For users, the payoff should be an assistant that can actually follow a conversation, reason through multi part requests, and handle the kind of open ended questions that made older Siri fall back on a web search. Whether Apple's routing correctly identifies which questions deserve that firepower is the practical test the beta will decide.
Rollout Timeline Across Apple's Operating Systems
Siri AI is set to launch in beta as part of iOS 27, iPadOS 27, macOS 27, watchOS 27, visionOS 27, and tvOS 27 later in 2026. A full rollout is expected around the September iPhone launch, the annual event where Apple's new hardware and its flagship software features usually arrive together. That timing puts Siri AI in front of the widest possible audience right as new iPhones ship.
Two markets are conspicuously absent at launch: the European Union and China, both held back by regulatory constraints. In the EU, the Digital Markets Act and data governance rules complicate a system that routes user queries to a third party cloud, even an encrypted one. China brings its own set of data localization and approval hurdles. For hundreds of millions of users in those regions, the rebuilt assistant will not arrive on the first wave, a gap that undercuts the "everywhere, for everyone" framing Apple prefers.

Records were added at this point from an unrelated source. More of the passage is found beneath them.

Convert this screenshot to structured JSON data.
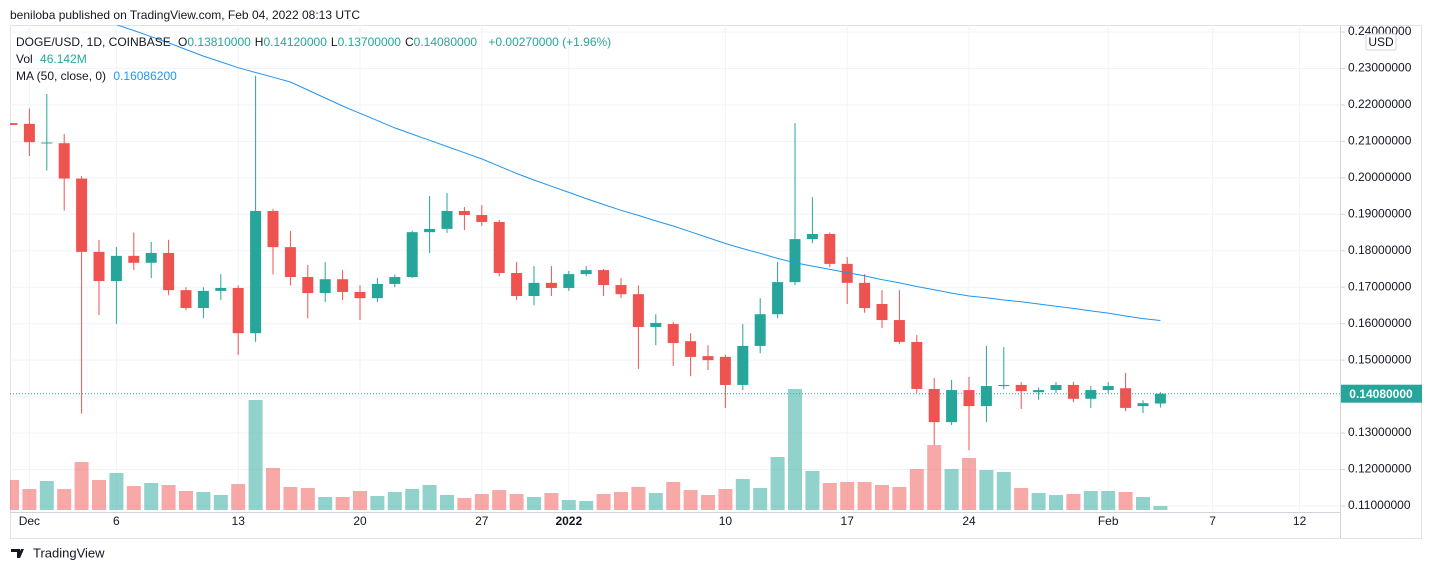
{
  "header": {
    "byline": "beniloba published on TradingView.com, Feb 04, 2022 08:13 UTC"
  },
  "chart_data": {
    "type": "candlestick",
    "categories": [
      null,
      "Dec",
      null,
      null,
      null,
      null,
      "6",
      null,
      null,
      null,
      null,
      null,
      null,
      "13",
      null,
      null,
      null,
      null,
      null,
      null,
      "20",
      null,
      null,
      null,
      null,
      null,
      null,
      "27",
      null,
      null,
      null,
      null,
      "2022",
      null,
      null,
      null,
      null,
      null,
      null,
      null,
      null,
      "10",
      null,
      null,
      null,
      null,
      null,
      null,
      "17",
      null,
      null,
      null,
      null,
      null,
      null,
      "24",
      null,
      null,
      null,
      null,
      null,
      null,
      null,
      "Feb",
      null,
      null,
      null,
      null,
      null,
      "7",
      null,
      null,
      null,
      null,
      "12"
    ],
    "up_color": "#26a69a",
    "down_color": "#ef5350",
    "series": [
      {
        "name": "DOGE/USD, 1D, COINBASE",
        "open": [
          0.215,
          0.2148,
          0.2095,
          0.2095,
          0.1998,
          0.1797,
          0.1717,
          0.1786,
          0.1767,
          0.1794,
          0.1692,
          0.1643,
          0.169,
          0.1698,
          0.1574,
          0.1909,
          0.181,
          0.1728,
          0.1684,
          0.1722,
          0.1687,
          0.167,
          0.1709,
          0.1728,
          0.1851,
          0.186,
          0.1909,
          0.1898,
          0.1879,
          0.1739,
          0.1676,
          0.1712,
          0.1698,
          0.1736,
          0.1747,
          0.1706,
          0.1681,
          0.1591,
          0.1599,
          0.1552,
          0.1511,
          0.1509,
          0.1432,
          0.1539,
          0.1626,
          0.1714,
          0.1832,
          0.1846,
          0.1764,
          0.1712,
          0.1654,
          0.161,
          0.155,
          0.1421,
          0.133,
          0.1418,
          0.1374,
          0.1429,
          0.1432,
          0.1412,
          0.1418,
          0.1432,
          0.1394,
          0.1418,
          0.1423,
          0.1374,
          0.1381,
          null,
          null,
          null,
          null,
          null,
          null,
          null,
          null
        ],
        "high": [
          0.215,
          0.219,
          0.223,
          0.212,
          0.2005,
          0.183,
          0.181,
          0.185,
          0.1824,
          0.183,
          0.17,
          0.17,
          0.1736,
          0.1705,
          0.228,
          0.1915,
          0.1854,
          0.1761,
          0.1769,
          0.1747,
          0.1705,
          0.1725,
          0.1735,
          0.1855,
          0.195,
          0.1958,
          0.192,
          0.1925,
          0.1885,
          0.1769,
          0.1758,
          0.1758,
          0.1745,
          0.1758,
          0.175,
          0.1725,
          0.1705,
          0.1626,
          0.1605,
          0.1574,
          0.1541,
          0.1515,
          0.1599,
          0.167,
          0.1769,
          0.215,
          0.1947,
          0.185,
          0.1783,
          0.1736,
          0.1692,
          0.1692,
          0.1569,
          0.1451,
          0.1446,
          0.1454,
          0.1539,
          0.1536,
          0.144,
          0.1425,
          0.144,
          0.144,
          0.1429,
          0.144,
          0.1465,
          0.139,
          0.1412,
          null,
          null,
          null,
          null,
          null,
          null,
          null,
          null
        ],
        "low": [
          0.2145,
          0.206,
          0.202,
          0.191,
          0.1353,
          0.1624,
          0.16,
          0.1747,
          0.1725,
          0.1678,
          0.1637,
          0.1615,
          0.1665,
          0.1514,
          0.155,
          0.1735,
          0.1705,
          0.1615,
          0.1659,
          0.1665,
          0.161,
          0.1659,
          0.17,
          0.1725,
          0.1794,
          0.1849,
          0.1857,
          0.1868,
          0.173,
          0.1665,
          0.1651,
          0.1676,
          0.169,
          0.173,
          0.1676,
          0.167,
          0.1476,
          0.1541,
          0.1484,
          0.1456,
          0.1473,
          0.1369,
          0.1418,
          0.1519,
          0.1615,
          0.1706,
          0.1821,
          0.1755,
          0.1654,
          0.163,
          0.1588,
          0.1545,
          0.141,
          0.1267,
          0.1322,
          0.1253,
          0.133,
          0.142,
          0.1366,
          0.1391,
          0.141,
          0.1385,
          0.1369,
          0.141,
          0.136,
          0.1355,
          0.137,
          null,
          null,
          null,
          null,
          null,
          null,
          null,
          null
        ],
        "close": [
          0.2145,
          0.2098,
          0.2097,
          0.1998,
          0.1797,
          0.1717,
          0.1786,
          0.1767,
          0.1794,
          0.1692,
          0.1643,
          0.169,
          0.1698,
          0.1574,
          0.1909,
          0.181,
          0.1728,
          0.1684,
          0.1722,
          0.1687,
          0.167,
          0.1709,
          0.1728,
          0.1851,
          0.186,
          0.1909,
          0.1898,
          0.1879,
          0.1739,
          0.1676,
          0.1712,
          0.1698,
          0.1736,
          0.1747,
          0.1706,
          0.1681,
          0.1591,
          0.1602,
          0.1547,
          0.1509,
          0.15,
          0.1432,
          0.1539,
          0.1626,
          0.1714,
          0.1832,
          0.1846,
          0.1764,
          0.1712,
          0.1643,
          0.161,
          0.155,
          0.1421,
          0.133,
          0.1418,
          0.1374,
          0.1429,
          0.1432,
          0.1415,
          0.1418,
          0.1432,
          0.1394,
          0.1418,
          0.1429,
          0.1369,
          0.1382,
          0.1408,
          null,
          null,
          null,
          null,
          null,
          null,
          null,
          null
        ]
      }
    ],
    "legend": {
      "items": [
        {
          "key": "O",
          "text": "0.13810000"
        },
        {
          "key": "H",
          "text": "0.14120000"
        },
        {
          "key": "L",
          "text": "0.13700000"
        },
        {
          "key": "C",
          "text": "0.14080000"
        }
      ],
      "change": "+0.00270000 (+1.96%)"
    },
    "volume": {
      "name": "Vol",
      "last_label": "46.142M",
      "values": [
        345,
        241.5,
        333.5,
        241.5,
        552,
        345,
        425.5,
        276,
        310.5,
        287.5,
        218.5,
        207,
        172.5,
        299,
        1265,
        483,
        264.5,
        253,
        149.5,
        149.5,
        218.5,
        161,
        207,
        241.5,
        287.5,
        172.5,
        138,
        184,
        230,
        184,
        149.5,
        195.5,
        115,
        103.5,
        184,
        207,
        264.5,
        195.5,
        322,
        230,
        172.5,
        241.5,
        356.5,
        253,
        609.5,
        1391.5,
        448.5,
        310.5,
        322,
        322,
        287.5,
        264.5,
        471.5,
        747.5,
        471.5,
        598,
        460,
        437,
        253,
        195.5,
        172.5,
        184,
        218.5,
        218.5,
        207,
        149.5,
        46.142,
        null,
        null,
        null,
        null,
        null,
        null,
        null,
        null
      ]
    },
    "ma": {
      "name": "MA (50, close, 0)",
      "color": "#2196f3",
      "last_label": "0.16086200",
      "values": [
        null,
        null,
        null,
        null,
        null,
        null,
        0.242,
        0.2404,
        0.2387,
        0.237,
        0.2352,
        0.2334,
        0.2318,
        0.2302,
        0.2289,
        0.2276,
        0.2263,
        0.2241,
        0.2219,
        0.2197,
        0.2177,
        0.2157,
        0.2137,
        0.212,
        0.2103,
        0.2086,
        0.2069,
        0.2052,
        0.2032,
        0.2012,
        0.1994,
        0.1977,
        0.196,
        0.1943,
        0.1927,
        0.1911,
        0.1897,
        0.1882,
        0.1868,
        0.1852,
        0.1836,
        0.182,
        0.1806,
        0.1793,
        0.1779,
        0.1767,
        0.1758,
        0.1749,
        0.174,
        0.1731,
        0.1721,
        0.1712,
        0.1702,
        0.1693,
        0.1684,
        0.1676,
        0.1671,
        0.1665,
        0.166,
        0.1654,
        0.1648,
        0.1642,
        0.1635,
        0.1629,
        0.1621,
        0.1614,
        0.160862,
        null,
        null,
        null,
        null,
        null,
        null,
        null,
        null
      ]
    },
    "ylim": [
      0.11,
      0.24
    ],
    "yticks": [
      {
        "value": 0.11,
        "label": "0.11000000"
      },
      {
        "value": 0.12,
        "label": "0.12000000"
      },
      {
        "value": 0.13,
        "label": "0.13000000"
      },
      {
        "value": 0.14,
        "label": "0.14000000"
      },
      {
        "value": 0.15,
        "label": "0.15000000"
      },
      {
        "value": 0.16,
        "label": "0.16000000"
      },
      {
        "value": 0.17,
        "label": "0.17000000"
      },
      {
        "value": 0.18,
        "label": "0.18000000"
      },
      {
        "value": 0.19,
        "label": "0.19000000"
      },
      {
        "value": 0.2,
        "label": "0.20000000"
      },
      {
        "value": 0.21,
        "label": "0.21000000"
      },
      {
        "value": 0.22,
        "label": "0.22000000"
      },
      {
        "value": 0.23,
        "label": "0.23000000"
      },
      {
        "value": 0.24,
        "label": "0.24000000"
      }
    ],
    "price_line": {
      "value": 0.1408,
      "label": "0.14080000"
    },
    "currency": "USD",
    "grid": true
  },
  "footer": {
    "brand": "TradingView"
  }
}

Tim Cook has since held what late June and early July 2026 reporting described as "constructive" talks with EU regulators over the Siri AI launch, a sign Apple is working to shorten that exclusion rather than accept it. The outcome of those conversations will determine how quickly the European gap closes.
Cook's Final Keynote as Chief Executive
WWDC 2026 carried a second headline beyond the assistant. It marked Tim Cook's final keynote as Apple CEO before he transitions to executive chairman on September 1, 2026. That Cook chose to close out his run as chief executive by unveiling an assistant whose smartest answers come from Google's model and Nvidia's chips is a fitting bookend for a tenure defined as much by supply chains and partnerships as by invention.
The strategic bet embedded here is that owning the experience matters more than owning every layer beneath it. Apple designs the routing, the privacy framework, the on device tier, and the user facing product. It licenses the frontier model and rents the GPUs. If confidential compute holds up and users cannot tell the difference between an answer from Cupertino and one from a Google data center, Apple gets a frontier assistant without a frontier lab, and the dependency stays invisible.
Stakes for Apple's Next Chapter
The risk is the mirror image. Apple has tied a core, brand defining feature to a competitor's model and a third party's hardware, at a reported cost near $1 billion a year, and any stumble in that pipeline, technical, contractual, or regulatory, now touches the iPhone's headline assistant. The Apple Siri Nvidia Blackwell deal is a wager that renting the hardest part of intelligence is smarter than building it. The beta later this year, and the incoming CEO who inherits the arrangement, will start settling whether that wager pays off.